Python random N lines from large file (no dupl

2019-01-20 12:48发布

I need to use python to take N number of lines from large txt file. These files are basically tab delimited tables. My task has the following constraints:

  • These files may contain headers (some have multi-line headers).
  • Headers need to appear in the output in the same order.
  • Each line can be taken only once.
  • The largest file currently is about 150GB (about 60 000 000 lines).
  • Lines are roughly the same length in a file, but may vary between different files.
  • I will usually be taking 5000 random lines (I may need up to 1 000 000 lines)

Currently I have written the following code:

inputSize=os.path.getsize(options.input)
usedPositions=[] #Start positions of the lines already in output

with open(options.input) as input:
    with open(options.output, 'w') as output:

        #Handling of header lines
        for i in range(int(options.header)):
            output.write(input.readline())
            usedPositions.append(input.tell())

        # Find and write all random lines, except last
        for j in range(int(args[0])):
            input.seek(random.randrange(inputSize)) # Seek to random position in file (probably middle of line)
            input.readline() # Read the line (probably incomplete). Next input.readline() results in a complete line.
            while input.tell() in usedPositions: # Take a new line if current one is taken
                input.seek(random.randrange(inputSize))
                input.readline() 
            usedPositions.append(input.tell()) # Add line start position to usedPositions
            randomLine=input.readline() # Complete line
            if len(randomLine) == 0: # Take first line if end of the file is reached
                input.seek(0)
                for i in range(int(options.header)): # Exclude headers
                    input.readline()
                randomLine=input.readline()
            output.write(randomLine)            

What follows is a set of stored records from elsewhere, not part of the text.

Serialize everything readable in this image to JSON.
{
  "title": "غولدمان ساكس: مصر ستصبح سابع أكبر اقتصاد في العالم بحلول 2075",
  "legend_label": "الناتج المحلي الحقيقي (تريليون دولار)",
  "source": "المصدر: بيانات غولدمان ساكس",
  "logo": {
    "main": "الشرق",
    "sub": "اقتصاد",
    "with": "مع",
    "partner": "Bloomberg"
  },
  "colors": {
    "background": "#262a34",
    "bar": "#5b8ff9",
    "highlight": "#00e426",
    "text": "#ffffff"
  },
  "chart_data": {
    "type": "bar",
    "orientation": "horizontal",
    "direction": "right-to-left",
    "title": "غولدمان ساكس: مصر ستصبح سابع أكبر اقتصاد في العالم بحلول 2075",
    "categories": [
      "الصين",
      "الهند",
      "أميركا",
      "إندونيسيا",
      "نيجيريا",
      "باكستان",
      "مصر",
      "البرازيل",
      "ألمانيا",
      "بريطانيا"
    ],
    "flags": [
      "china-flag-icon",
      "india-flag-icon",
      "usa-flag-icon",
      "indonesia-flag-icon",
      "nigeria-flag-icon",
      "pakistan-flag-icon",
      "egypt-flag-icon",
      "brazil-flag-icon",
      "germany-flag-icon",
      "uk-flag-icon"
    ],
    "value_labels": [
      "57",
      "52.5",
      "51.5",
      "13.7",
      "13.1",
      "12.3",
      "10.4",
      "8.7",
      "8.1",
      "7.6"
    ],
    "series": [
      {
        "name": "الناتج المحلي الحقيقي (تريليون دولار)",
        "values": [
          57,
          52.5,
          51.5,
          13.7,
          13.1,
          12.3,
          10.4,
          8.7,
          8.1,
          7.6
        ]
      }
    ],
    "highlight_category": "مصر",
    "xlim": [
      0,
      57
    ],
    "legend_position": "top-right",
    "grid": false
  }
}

This code seems to be working correctly.

I am aware that this code prefers lines that follow the longest lines in input, because seek() is most likely to return a position on the longest line and the next line is written to output. This is irrelevant as lines in the input file are roughly the same length. Also I am aware that this code results in an infinite loop if N is larger than number of lines in input file. I will not implement a check for this, as getting the line count takes a lot of time.

RAM and HDD limitations are irrelevant. I am only concerned about the speed of the program. Is there a way to further optimize this code? Or perhaps there is a better approach?

EDIT: To clarify, the lines in one file have roughly the same length. However, i have multiple files that this script needs to run on and the average length of a line will be different for these files. For example file A may have ~100 characters per line and file B ~50000 characters per line. I do not know the average line length of any file beforehand.

5条回答
贪生不怕死
2楼-- · 2019-01-20 13:20
  • Obvious improvement would be to use set() for your usedPositions variable - lookup will be faster, and since you need to handle up to 10^6 used positions, lookup time is not irrelevant.
  • Use xrange instead of range in a for loop. Allocating full list of integers doesn't seem necessary.
查看更多
劳资没心,怎么记你
3楼-- · 2019-01-20 13:22

If you need a uniform sample of N lines in your file, you need to know the exact number of lines to pick from; seeking at random doesn't do this, longer lines skew the results in favour of lines directly following the longest lines.

Luckily, you only need to read your file once to pick those N lines. You basically pick your N first lines (in random order), then randomly replace picked lines with new ones with a diminishing probability based on the number of lines read.

For N == 1, the chance that the nth line read replaces the previous random pick is randint(0, n) < 1, so, the second line has a 50% chance of being picked, the third has a 33.33% chance, etc. For larger N, replace one of the already picked lines in your set at random as more lines are read, with the same distribution.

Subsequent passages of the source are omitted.